To put it simply, if a GPU is like an elite sports team, where each member is good at multitasking but requires complex coordination to perform at its best, then an LPU is like a team of experts on a single project, each of whom completes the task in the most direct way in their area of expertise.

For developers, this means that performance can be precisely ** and optimized, which is critical in real-time AI applications.

When it comes to energy efficiency, LPUs are also showing their advantages. By reducing the overhead of managing multiple threads and avoiding inefficient utilization of cores, LPUs are able to do more computing tasks with less power.

GroQ also allows multiple TSPs to connect seamlessly, avoiding bottlenecks common in GPU clusters and achieving extremely high scalability. This means that performance scales linearly as more LPUs are added, simplifying the hardware requirements for large-scale AI models and making it easier for developers to scale their applications without having to re-architect the system.

For example, if you think of a GPU cluster as an island connected by multiple bridges, the capacity of the bridges limits the performance gains, even though more resources can be accessed through those bridges. The LPU, on the other hand, is like a new type of transportation system designed to avoid traditional bottlenecks by allowing multiple processing units to connect seamlessly. This means that performance scales linearly as more LPUs are added, greatly simplifying the hardware requirements for large-scale AI models, making it easier for developers to scale their applications without having to rearchitect the entire system.

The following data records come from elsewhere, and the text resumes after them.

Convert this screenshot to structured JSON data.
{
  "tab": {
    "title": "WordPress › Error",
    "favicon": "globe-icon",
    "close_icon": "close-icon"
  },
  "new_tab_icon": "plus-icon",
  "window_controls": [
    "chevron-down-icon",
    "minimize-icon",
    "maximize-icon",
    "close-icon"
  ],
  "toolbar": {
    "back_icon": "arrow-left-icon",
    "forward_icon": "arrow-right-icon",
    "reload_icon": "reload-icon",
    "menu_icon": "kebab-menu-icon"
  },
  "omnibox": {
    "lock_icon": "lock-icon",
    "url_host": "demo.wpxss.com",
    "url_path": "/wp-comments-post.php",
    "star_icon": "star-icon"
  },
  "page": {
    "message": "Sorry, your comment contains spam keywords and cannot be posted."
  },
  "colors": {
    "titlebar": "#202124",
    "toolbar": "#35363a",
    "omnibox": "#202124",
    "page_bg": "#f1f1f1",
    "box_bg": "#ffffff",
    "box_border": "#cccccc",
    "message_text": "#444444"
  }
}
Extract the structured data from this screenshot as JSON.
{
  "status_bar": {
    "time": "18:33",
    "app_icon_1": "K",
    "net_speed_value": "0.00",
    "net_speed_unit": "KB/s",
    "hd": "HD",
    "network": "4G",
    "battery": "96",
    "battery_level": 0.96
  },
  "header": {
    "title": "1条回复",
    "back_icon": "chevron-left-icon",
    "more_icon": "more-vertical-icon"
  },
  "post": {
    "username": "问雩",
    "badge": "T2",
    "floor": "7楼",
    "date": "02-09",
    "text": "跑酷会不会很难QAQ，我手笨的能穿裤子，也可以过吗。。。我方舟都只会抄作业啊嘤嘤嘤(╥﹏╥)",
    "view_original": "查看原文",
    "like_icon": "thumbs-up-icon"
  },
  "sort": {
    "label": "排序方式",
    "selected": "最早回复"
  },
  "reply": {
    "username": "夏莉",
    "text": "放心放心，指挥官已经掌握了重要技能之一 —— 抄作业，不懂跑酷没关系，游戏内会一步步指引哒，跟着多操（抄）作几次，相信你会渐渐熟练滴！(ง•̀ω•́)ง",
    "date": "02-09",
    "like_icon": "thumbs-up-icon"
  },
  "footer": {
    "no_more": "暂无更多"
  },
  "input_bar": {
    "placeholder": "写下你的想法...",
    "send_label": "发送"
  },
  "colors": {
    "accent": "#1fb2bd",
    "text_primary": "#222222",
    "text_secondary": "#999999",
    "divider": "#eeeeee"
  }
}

Is the lightning-fast Groq any better?

Although the innovation of the LPU is eye-popping, for the general model, whether it is good or not is the key.

We had the same request for ChatGPT and Groq without having a second conversation.

Regardless of whether the content is correct or not, from the perspective of language style alone, it is not difficult to find from the feedback given by the two models that GroQ's replies are a bit blunt and have a strong "AI flavor", while ChatGPT is relatively natural and has a more thorough "understanding" of human language (Chinese) habits.

Then we asked almost the same question, and they answered something like this:

GPT's language style is thorough with "human sophistication", while GROQ is still "AI-flavored".

Can it replace Nvidia's GPU?

At the same time as the GroQ was racing at high speed, there was a voice - is Nvidia's GPU already lagging behind?

However, speed is not the only decisive factor in the development of AI. When discussing large model inference deployments, the example of the 7b (7 billion parameters) model is very revealing.

Currently, deploying such a model requires about 14GB of memory. Based on this, about 70 dedicated chips are required, each corresponding to a computing card. If a common configuration is adopted, i.e., a 4U server with 8 compute cards, then deploying a 7B model requires 9 4U servers, which almost fills a standard server cabinet. A total of 72 computing chips are required, and the computing power in this configuration reaches a staggering 13 in FP16 mode5p (petaflops) and up to 54p in INT8 mode.

Take Nvidia's H100, for example, which has 80GB of high-bandwidth memory and can run five 7B models at the same time. In FP16 mode, the sparsity-optimized H100 has a computing power close to 2P, and in INT8 mode, it is close to 4P.

A foreign blogger made a comparison, and the results showed that the solution using Groq for inference in INT8 mode requires 9 servers. The cost of 9 Groq servers is much higher than that of 2 H100 servers. The Groq solution costs more than $1.6 million, while the H100 server costs $600,000, not including rack-related expenses and electricity costs.

For larger models, such as the 70b parameter model, using the INT8 mode may require at least 600 compute cards, close to 80 servers, and the cost is astronomical.

In fact, for the architecture of Groq, it may need to be built on a small memory and a large computing power, so that the limited content to be processed corresponds to a very high computing power, resulting in a very fast speed.

For large models that deploy inference capabilities, the most cost-effective is still NVIDIA's GPU.